Mayo Clinic Gastroenterology and Hepatology, in collaboration with colleagues from around the world, found that using artificial intelligence (AI) in colorectal cancer screening produced a 50% reduction in the miss rate for colorectal neoplasia. Results of the study were published in the July 2022 edition of Gastroenterology.
"Colorectal cancer is almost entirely preventable with proper screening," says senior author Michael B. Wallace, M.D., division chair of Gastroenterology and Hepatology at Sheikh Shakhbout Medical City in Abu Dhabi, United Arab Emirates, and the Fred C. Andersen Professor at Mayo Clinic in Jacksonville, Florida. "The substantial decrease in miss rate using AI reassures health care providers on the decreased risk of perceptual errors."
This randomized control trial analyzed screenings of 230 patients, both men and women, with average risk for CRC. All participants underwent screening or surveillance colonoscopies at one of eight facilities in three countries: Italy, the United Kingdom and the U.S.
Each participant underwent two same-day, back-to-back colonoscopies. One screening was conducted with and one without AI. Patients were randomized into one of two arms. The test arm received a colonoscopy assisted by AI first, followed by a colonoscopy without AI. The control arm received a colonoscopy without AI first, followed by a colonoscopy assisted by AI.
Investigators conducting the screenings had a minimum of 1,000 completed colonoscopies and had an adenoma detection rate (ADR) between 20% and 40% or a polyp detection rate (PDR) between 30% and 70%. A maximum of three endoscopists per study site participated, and each investigator had a maximum of 90 randomized patients to screen.
Adenoma miss rate (AMR) reflected the number of histologically verified lesions detected at the second colonoscopy divided by the total number of lesions detected at both colonoscopies combined.
In the test arm, the arm with AI first, AMR was 15.5%. In the control arm, AMR was 32.4%. The polyp miss rate (PMR) was 16.9% and 31.1% for the test group and control group, respectively.

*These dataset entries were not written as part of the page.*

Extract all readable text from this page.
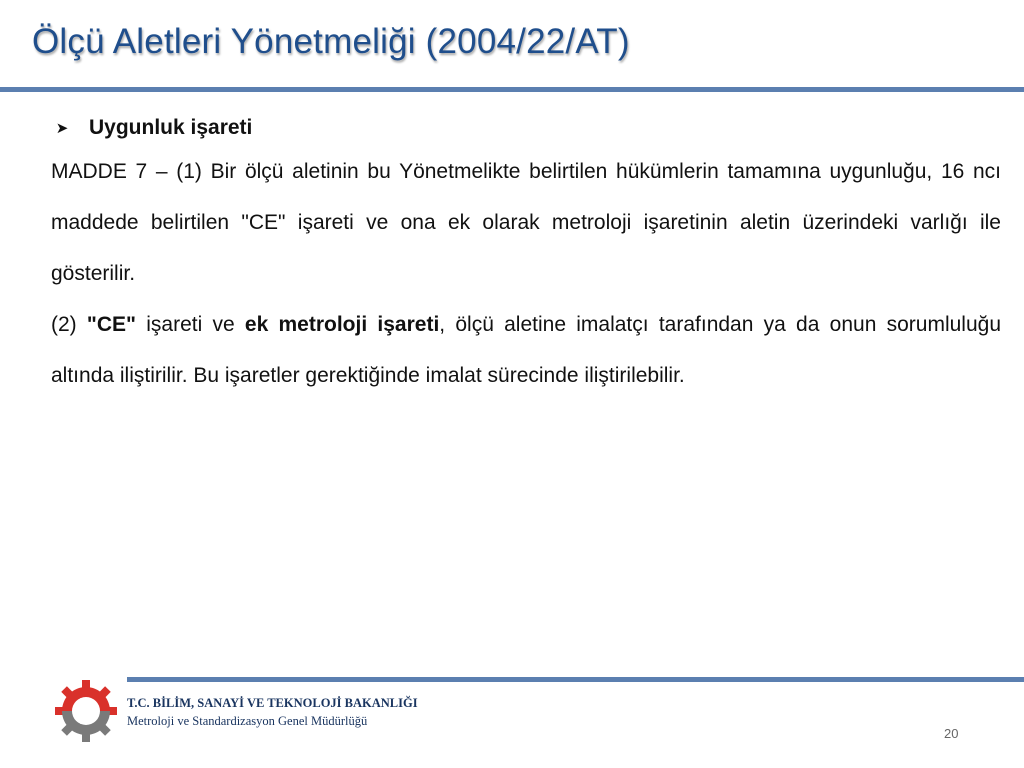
Ölçü Aletleri Yönetmeliği (2004/22/AT)
➤ Uygunluk işareti

MADDE 7 – (1) Bir ölçü aletinin bu Yönetmelikte belirtilen hükümlerin tamamına uygunluğu, 16 ncı maddede belirtilen "CE" işareti ve ona ek olarak metroloji işaretinin aletin üzerindeki varlığı ile gösterilir.

(2) "CE" işareti ve ek metroloji işareti, ölçü aletine imalatçı tarafından ya da onun sorumluluğu altında iliştirilir. Bu işaretler gerektiğinde imalat sürecinde iliştirilebilir.

T.C. BİLİM, SANAYİ VE TEKNOLOJİ BAKANLIĞI
Metroloji ve Standardizasyon Genel Müdürlüğü
20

When compared with the control arm, the test arm reported lower AMR for nonpolypoid lesions (16.8% for test arm and 45.8% for control arm) and lesions less than or equal to 5 millimeters (15.9% for test arm and 35.8% for control arm). The test arm also had lower AMR for the proximal and distal colon than the control arm. False-negative rates were 6.8% in the test arm and 29.6% in the control arm.
"This computer-aided detection is highly accurate," says Dr. Wallace. "With decreased miss rates, we can ultimately increase our detection rates, detect colorectal cancer more accurately and save more lives."
The AI device used in this study had shown a substantial increase in ADR in two previous randomized control studies. This study indirectly validates that the ADR increase previously seen is specifically driven by reducing the miss rate risk. Larger studies are needed to assess the possible decrease of AMR for advanced adenomas.